Reposting to include Tadiana’s review.
Spindle’s End (2000) is Robin McKinley’s delightful and very loose retelling of the Sleeping Beauty (Little Briar Rose) fairy tale.
On the princess’s naming day, a bad fairy declares a curse, stating that, on her 21st birthday, the princess will prick her finger on a spindle and die. In an attempt to thwart the curse, a good fairy named Katriona takes the princess to live with her aunt in a swampy region called Foggy Bottom. There, without any knowledge of her true heritage, Rosie grows up happily with human and animal companions while her mother, the Queen, pines for her lost daughter.
After the opening scenes in which the princess is cursed, Spindles’ End bears little resemblance to the source material. The plot is slow and meandering for most of the novel, then abruptly changes pace as it comes to an odd, unforeseen, but not unsatisfactory, ending. The story features some charming friendships, a sweet romance, and an abundance of friendly and helpful animals.
Spindle’s End is best read when you’re in the mood for a light, sweet, unhurried fantasy that you can cozy up with. It’s not for the reader who’s looking for thrills or a challenge, or for those who want to read a traditional Sleeping Beauty tale.
I listened to the new audio version of Spindle’s End released by Tantor Audio last October. Justine Eyre, with her lovely British accent, was a good choice for narrator.

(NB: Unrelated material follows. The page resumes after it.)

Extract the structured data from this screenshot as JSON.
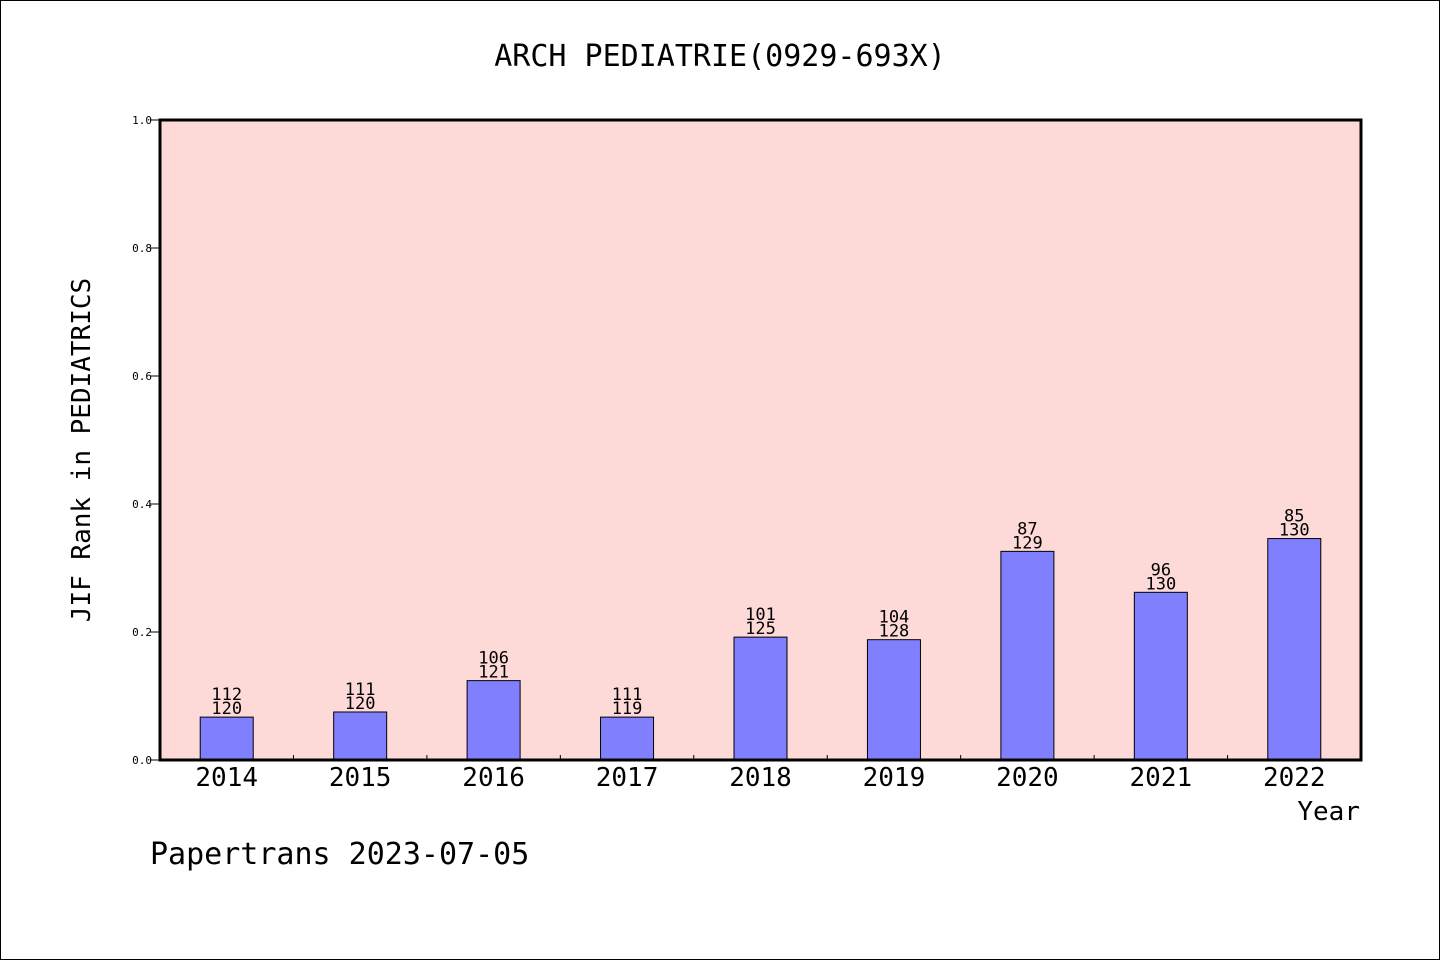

Spindle’s End is long and leisurely-paced, but I found it an absorbing retelling of the Sleeping Beauty fairy tale, with fascinating details and appealing animals (Robin McKinley excels at both of those things) and a few major twists to the classic story. I enjoyed it enough to reread it at least two or three times in the last 20 years since it was published in 2000.
Spindle’s End starts out much like the traditional fairy tale: An evil fairy, Pernicia (nice name!) places a fatal curse on the baby princess at her outdoor christening party, where all the kingdom has been invited to watch. But at that party is a young woman with the magical power of speaking to animals, Katriona. The royal magician, desperate for a way to evade the curse, hands over baby Rosie (she’s got about fifteen official names, but Rosie is the one we’ll go with) to Katriona, asking Katriona to keep the princess well hidden until after her 16th birthday.
So totally-unprepared Katriona lugs baby Rosie all the way home to her village in the north part of the kingdom. It’s a walking journey, one that takes several weeks, and Katriona has a hungry nursing infant on her hands. The wild animals of the kingdom pass the word along and start turning up each day to nurse baby Rose. It’s really a delightful and unusual addition to the story.
Rosie grows up with Katriona and her aunt, seemingly an ordinary village girl, and a more plain-spoken, unorthodox princess cannot be imagined. (Another delightful twist is how all of the other fairies’ princess-appropriate gifts are subverted by Rosie’s true nature.) But Rosie, Katriona and Katriona’s aunt can all feel Pernicia’s magic seeking to hunt down Rosie, and it only gets scarier as her sixteenth birthday approaches.
Spindle’s End isn’t for everyone. Robin McKinley loves animals, and they play a major and unquestionably charming role in the story here, but McKinley also loves quirky and folksy details and speaking in digressions and parentheticals, and she takes her sweet time telling this story. There’s one of those weird nightmarish scenes toward the end that McKinley is inexplicably fond of, when the characters get pulled into Pernicia’s kingdom. And I’ll just say that the final twist also will not be to everyone’s taste. I’m not entirely sure it was for me, but as I’ve revisited Spindle’s End a couple of times over the years I find myself more inclined to go along with McKinley’s slow-paced but lovely reimagining of this story.
Give it a shot if you’re fond of fairy tale retellings, but be prepared to immerse yourself in a leisurely-told story with an abundance of additional details and a few odd twists.